Temuan Uang Palsu Menurun, Masyarakat Harus Tetap Waspada

ant, Jurnalis · Sabtu 17 Juni 2017 20:12 WIB
https: img.okezone.com content 2017 06 17 320 1718847 temuan-uang-palsu-menurun-masyarakat-harus-tetap-waspada-C7K3EuJ2Ha.jpg Ilustrasi: (Foto: Antara)

MALANG - Temuan uang palsu di wilayah kerja Kantor Perwakilan Bank Indonesia (BI) Malang selama kurun waktu Januari hingga Mei 2017 menurun, yakni 1.734 lembar dibanding pada periode yang sama tahun 2016, yang mencapai 3.336 lembar.

"Meski ada penurunan jumlah lembar uang palsu uang ditemukan, bukan berarti masyarakat abai terhadap peredaran uang palsu ini, apalagi menjelang Lebaran. Masyarakat harus tetap meningkatkan kewaspadaannya," kata Kepala Tim Sistem pembayaran, Pengelolaan Uang Rupiah, Layanan dan Administrasi BI Malang Rini Mustikaningsih di Malang, Jawa Timur, Sabtu.

Menurut Rini, uang palsu itu diperoleh dari laporan masyarakat dan temuan perbankan. Uang palsu yang ditemukan itu sebagian besar adalah pecahan Rp50 ribu dan Rp100 ribu.

Ia mengemukakan dari sisi jumlah, uang palsu yang ditemukan tahun ini memang tidak sebanyak tahun lalu. Pada periode yang sama (Januari-Mei) 2016, uang palsu yang ditemukan mencapai 3.336 lembar. Sedangkan selama kurun waktu 2016, ada 6.444 lembar.

Akan tetapi, lanjutnya, angka tersebut adalah uang palsu yang teridentifikasi, baik dari laporan warga maupun perbankan. Sebab, mungkin saja realitas di lapangan jumlah uang palsu yang beredar jauh lebih banyak. Oleh karena itu, masyarakat harus meningkatkan kewaspadaan terhadap peredaran uang palsu.

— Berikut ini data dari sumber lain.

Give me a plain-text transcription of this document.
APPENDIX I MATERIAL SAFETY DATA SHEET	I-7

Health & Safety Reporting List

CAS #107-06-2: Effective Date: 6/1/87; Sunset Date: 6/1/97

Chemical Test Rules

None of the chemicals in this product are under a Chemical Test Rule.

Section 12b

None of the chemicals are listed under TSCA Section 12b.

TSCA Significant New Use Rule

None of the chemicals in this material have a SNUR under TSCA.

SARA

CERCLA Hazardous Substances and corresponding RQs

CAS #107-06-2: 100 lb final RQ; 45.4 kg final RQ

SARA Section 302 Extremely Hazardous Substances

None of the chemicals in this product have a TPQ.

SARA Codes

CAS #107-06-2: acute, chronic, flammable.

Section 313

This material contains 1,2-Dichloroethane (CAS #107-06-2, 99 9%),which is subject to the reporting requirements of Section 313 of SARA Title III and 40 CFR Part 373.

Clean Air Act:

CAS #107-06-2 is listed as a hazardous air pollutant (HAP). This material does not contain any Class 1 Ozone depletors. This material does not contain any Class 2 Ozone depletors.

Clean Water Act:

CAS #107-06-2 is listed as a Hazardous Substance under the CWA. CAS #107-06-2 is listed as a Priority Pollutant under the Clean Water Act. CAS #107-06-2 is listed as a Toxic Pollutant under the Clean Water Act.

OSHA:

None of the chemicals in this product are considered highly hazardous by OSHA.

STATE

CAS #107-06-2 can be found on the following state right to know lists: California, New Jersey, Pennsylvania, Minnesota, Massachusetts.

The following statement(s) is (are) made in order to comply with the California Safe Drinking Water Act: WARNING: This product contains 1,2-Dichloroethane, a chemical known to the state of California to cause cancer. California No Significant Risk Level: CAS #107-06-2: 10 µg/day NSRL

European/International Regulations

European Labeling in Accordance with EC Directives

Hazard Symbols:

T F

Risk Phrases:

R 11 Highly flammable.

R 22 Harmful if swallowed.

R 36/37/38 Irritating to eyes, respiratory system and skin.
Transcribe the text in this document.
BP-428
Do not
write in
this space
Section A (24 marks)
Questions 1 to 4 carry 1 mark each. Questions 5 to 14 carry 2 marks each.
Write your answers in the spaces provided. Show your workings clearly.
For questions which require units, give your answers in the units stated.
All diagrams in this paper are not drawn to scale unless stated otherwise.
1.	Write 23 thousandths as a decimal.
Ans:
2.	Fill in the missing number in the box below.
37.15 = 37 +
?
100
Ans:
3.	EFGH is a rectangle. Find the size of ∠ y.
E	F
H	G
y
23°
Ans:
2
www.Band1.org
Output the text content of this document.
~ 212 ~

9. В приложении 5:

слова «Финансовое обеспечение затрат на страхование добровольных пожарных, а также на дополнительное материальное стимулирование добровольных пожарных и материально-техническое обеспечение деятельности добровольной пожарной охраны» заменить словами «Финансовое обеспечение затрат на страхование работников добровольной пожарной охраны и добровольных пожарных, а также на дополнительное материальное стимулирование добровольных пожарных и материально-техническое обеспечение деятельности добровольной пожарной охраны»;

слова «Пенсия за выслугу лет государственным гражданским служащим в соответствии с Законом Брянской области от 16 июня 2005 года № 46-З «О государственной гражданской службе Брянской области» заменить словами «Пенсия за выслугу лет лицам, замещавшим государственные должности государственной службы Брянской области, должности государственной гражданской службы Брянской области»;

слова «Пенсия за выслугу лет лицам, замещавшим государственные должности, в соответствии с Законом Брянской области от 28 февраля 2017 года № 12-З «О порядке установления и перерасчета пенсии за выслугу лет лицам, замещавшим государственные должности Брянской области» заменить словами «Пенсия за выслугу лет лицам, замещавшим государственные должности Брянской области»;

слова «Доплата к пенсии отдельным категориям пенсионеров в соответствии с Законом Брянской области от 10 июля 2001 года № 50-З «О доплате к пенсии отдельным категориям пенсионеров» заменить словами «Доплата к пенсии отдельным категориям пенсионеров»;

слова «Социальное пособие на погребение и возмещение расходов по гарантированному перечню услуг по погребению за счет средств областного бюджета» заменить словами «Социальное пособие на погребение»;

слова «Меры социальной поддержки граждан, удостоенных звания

Jasa penukaran uang baru di jalanan yang marak menjelang Lebaran, katanya, bisa menjadi media penyebaran uang palsu. "Sebenarnya kami sudah melakukan upaya untuk menertibkan penukaran uang ilegal itu. Beberapa kali kami bersama Satpol PP dan Dinas Perhubungan (Dishub) melakukan penertiban, namun ketika sudah ditertibkan, pasti muncul lagi," ujarnya.

Ketika upaya penertiban itu sulit dilakukan, lanjutnya, BI Malang hanya bisa mengimbau kepada masyarakat agar lebih waspada dan untuk melakukan penukaran uang baru sebaiknya di tempat-tempat resmi yang telah ditentukan, seperti layanan penukaran uang yang disediakan bank umum maupun bank perkreditan rakyat (BPR) atau lewat mobil kas keliling yang difasilitasi oleh perbankan.

Sementara itu, Kepala Kantor Perwakilan BI Malang Dudi Herawadi ketika ditanya soal peredaran uang palsu tersebut, mengatakan pihaknya telah melakukan antisipasi dengan memakai cara konvensional, yakni melalui sosialisasi peningkatan pemahaman masyarakat terhadap ciri-ciri uang asli. Bukan ciri-ciri uang palsu.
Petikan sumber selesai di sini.